What Is a Large Language Model (LLM)?
LLMs are the AI technology behind ChatGPT, Claude, and tools like AskBiz. Here's how they work and why they matter for business.
Key Takeaways
- LLMs are AI models trained on vast amounts of text to understand and generate language.
- They can answer questions, summarise documents, generate reports, and reason about data.
- When connected to your business data, LLMs become powerful business intelligence tools.
What an LLM is
A large language model is an AI system trained on enormous quantities of text — books, websites, code, articles — to develop a deep understanding of language: how words relate, how sentences are structured, how questions are answered, and how reasoning works. This training enables them to generate coherent, contextual, and often accurate responses to questions asked in natural language.
How they work (simply)
LLMs predict the most likely next word in a sequence, given everything that came before.

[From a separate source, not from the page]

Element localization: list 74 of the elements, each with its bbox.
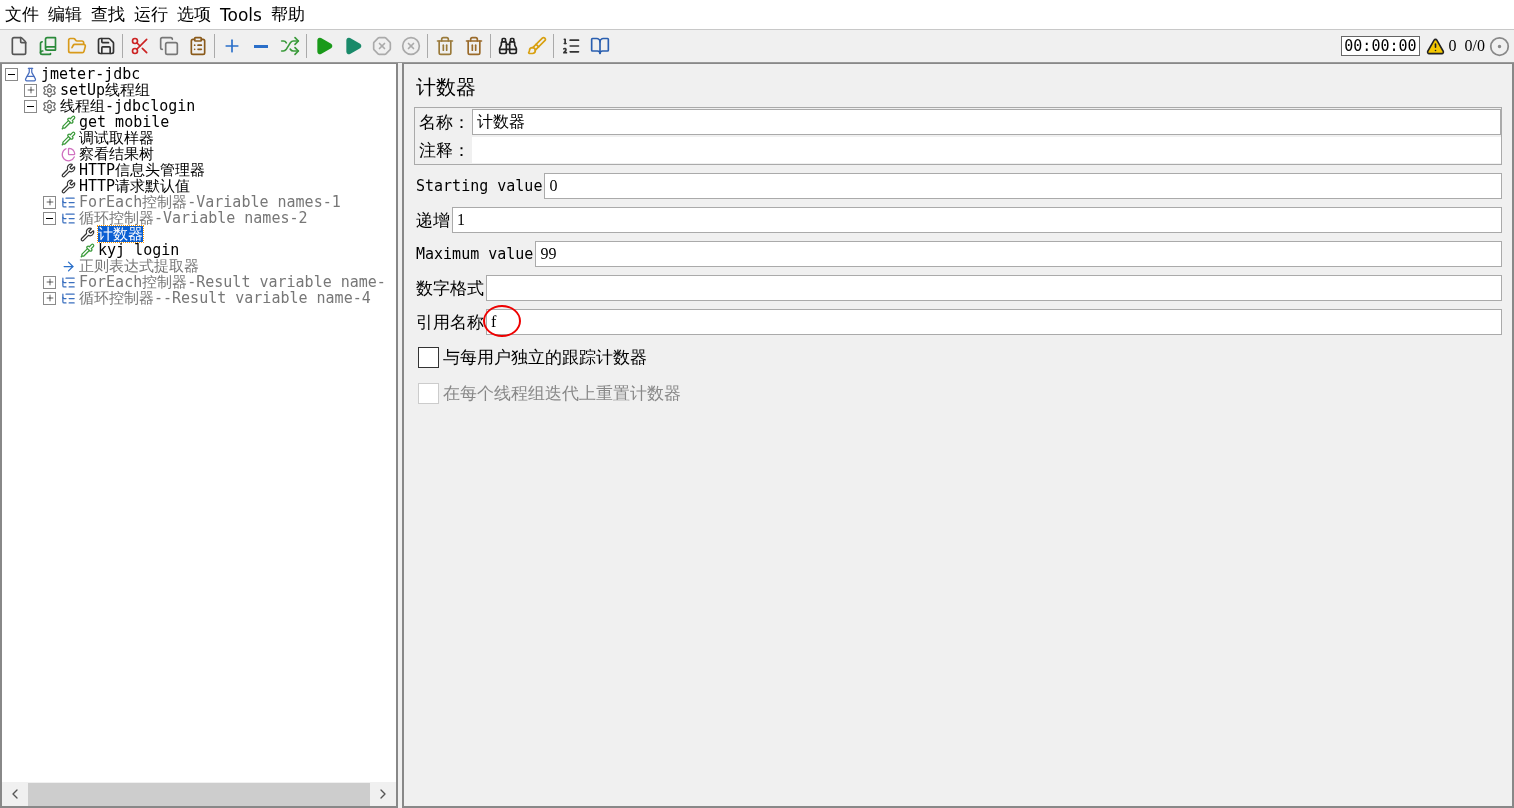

Trained on enough data, this next-word prediction produces responses that are coherent, factual, and contextually appropriate. The 'large' in LLM refers to both the quantity of training data (hundreds of billions of words) and the number of model parameters (the internal settings adjusted during training).
LLMs and business data
An LLM trained on general internet data can answer general questions. An LLM connected to your business data can answer questions about your business. 'What were our top-selling products last quarter?' 'Which customer segment has the highest churn risk?' 'How does our gross margin compare to our target?' AskBiz connects LLM capability to your business data to enable exactly these queries.
Limitations to understand
LLMs can generate plausible-sounding but incorrect information (hallucination). They don't automatically know your specific business context unless it's been connected. They don't replace domain expertise — they augment it. Used well, an LLM is an extraordinarily capable research assistant and analyst. Used uncritically, it can produce confidently wrong answers that mislead decisions.